4) unified query of a relational database, a graph database and a file system is realized by using a unified query language suitable for multivariate data;

the documents in the document set of the associated document model are a set formed by a group of attributes, and the attributes are sets formed by the same type of data; each document default contains a main code attribute, and the main code attribute is a global unique identifier; the document set and the association set have a name identifier to explain the semantics of the documents and the associations in the set;

the uniform query language suitable for the multivariate data management system comprises four clauses of FIND, WITH, WHERE and RETURN; the FIND statement determines the basic variables of the query, which must represent the document; the WITH statement determines intermediate variables used in matching the conditional grammar; the WHERE statement determines the conditions which need to be met when the returned result is returned; the RETURN statement contains the data reference that needs to be returned to the user;

the basic query space in the FIND statement is composed of one type of document or multiple types of documents, and requires that the associated document model cannot perform comparison between two types of documents without association; the expansion of the documents and the association in the basic query space is implicitly defined in the WITH statement; the WHERE statement can implicitly define the document and the association for expanding the query space and can also perform the selection operation of an intermediate model of the associated document; the RETURN statement comprises a document, a link, a URL of an attribute level or a variable representing the URL, the statement mainly executes projection operation of a relevant document model, and a returned result is a relevant document;

connecting different data sources into a whole through the associated document model to form a network, and forming data reference grammar of the uniform query language in a form similar to URL (uniform resource locator) to uniformly access data in the network; the URL is of the form:

the data source represents a data source, the document represents a document mapped from the data source to an associated document model, the link represents the association mapped from the data source to the associated document model, the identity represents the main code of the document, and the propertylame represents the attribute name of the document.

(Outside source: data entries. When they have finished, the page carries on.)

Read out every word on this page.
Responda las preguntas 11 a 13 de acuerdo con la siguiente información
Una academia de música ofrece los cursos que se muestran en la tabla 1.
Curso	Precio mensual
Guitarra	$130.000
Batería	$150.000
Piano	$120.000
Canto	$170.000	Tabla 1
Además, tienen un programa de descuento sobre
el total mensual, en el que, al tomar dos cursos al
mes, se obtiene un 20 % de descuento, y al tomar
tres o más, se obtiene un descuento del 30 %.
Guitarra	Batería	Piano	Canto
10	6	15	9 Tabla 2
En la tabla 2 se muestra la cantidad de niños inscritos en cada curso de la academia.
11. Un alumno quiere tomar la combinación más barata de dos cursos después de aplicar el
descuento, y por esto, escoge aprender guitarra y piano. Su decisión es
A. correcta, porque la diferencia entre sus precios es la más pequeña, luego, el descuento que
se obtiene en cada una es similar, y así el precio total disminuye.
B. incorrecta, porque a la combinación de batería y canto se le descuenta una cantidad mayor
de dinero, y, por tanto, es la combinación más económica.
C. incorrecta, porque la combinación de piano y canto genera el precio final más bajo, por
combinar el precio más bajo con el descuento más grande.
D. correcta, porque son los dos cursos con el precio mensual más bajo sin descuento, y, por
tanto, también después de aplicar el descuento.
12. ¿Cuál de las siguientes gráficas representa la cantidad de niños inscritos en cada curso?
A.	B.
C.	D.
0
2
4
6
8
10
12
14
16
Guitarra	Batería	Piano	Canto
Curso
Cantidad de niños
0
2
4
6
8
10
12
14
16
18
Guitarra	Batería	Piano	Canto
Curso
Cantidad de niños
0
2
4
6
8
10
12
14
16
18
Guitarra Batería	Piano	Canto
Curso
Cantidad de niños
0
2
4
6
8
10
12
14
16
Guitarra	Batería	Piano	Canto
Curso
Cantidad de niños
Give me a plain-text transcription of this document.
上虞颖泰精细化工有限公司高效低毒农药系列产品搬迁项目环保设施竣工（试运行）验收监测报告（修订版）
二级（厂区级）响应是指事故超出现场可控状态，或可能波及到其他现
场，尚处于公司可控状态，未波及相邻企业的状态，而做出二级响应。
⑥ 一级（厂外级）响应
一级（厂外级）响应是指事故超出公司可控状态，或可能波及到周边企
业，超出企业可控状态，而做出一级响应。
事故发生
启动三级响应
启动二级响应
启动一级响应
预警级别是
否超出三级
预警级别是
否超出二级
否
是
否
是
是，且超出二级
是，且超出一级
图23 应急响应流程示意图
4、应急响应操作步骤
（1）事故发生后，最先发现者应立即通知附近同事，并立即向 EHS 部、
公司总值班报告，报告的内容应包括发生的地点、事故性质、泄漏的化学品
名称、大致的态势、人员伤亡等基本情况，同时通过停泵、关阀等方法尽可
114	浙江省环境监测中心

2. The method of claim 1, wherein the execution of the unified query language is divided into four steps: determining documents, establishing relations among the documents, selecting and projecting.

3. The method of claim 1, wherein intermediate variables in the unified query language represent document sets, values, strings associated with the basic search space, the intermediate variables being used in the matching syntax, and corresponding conditional matching operations being performed according to the type of the intermediate variables.

4. The method of claim 1, wherein the matching condition in the unified query language is an expression of the boy type returned by the WHERE statement, and the syntax rules of the expression are as follows:

1) aggregation screening of document sets A and B: (document a >. link | < document a >) < document B >;

2) screening a document set: (document >. attribute | < association >. attribute) operator basic data type;

3) < expression > AND | OR < expression >.

5. The method of claim 1, wherein the parser in the unified query language comprises: the whole grammar structure related class, grammar tree abstract class and interface, grammar tree concrete class.

6. The method of claim 1, wherein in real applications, an SDK of a database system is developed for the unified query language and some compensation operations are performed on the basis of a local database query language, and then a client program operates the database using the unified query language by calling an API in the SDK; or a communication protocol is designed for the database directly based on the uniform query language, and the client program obtains the required query result by sending a network request.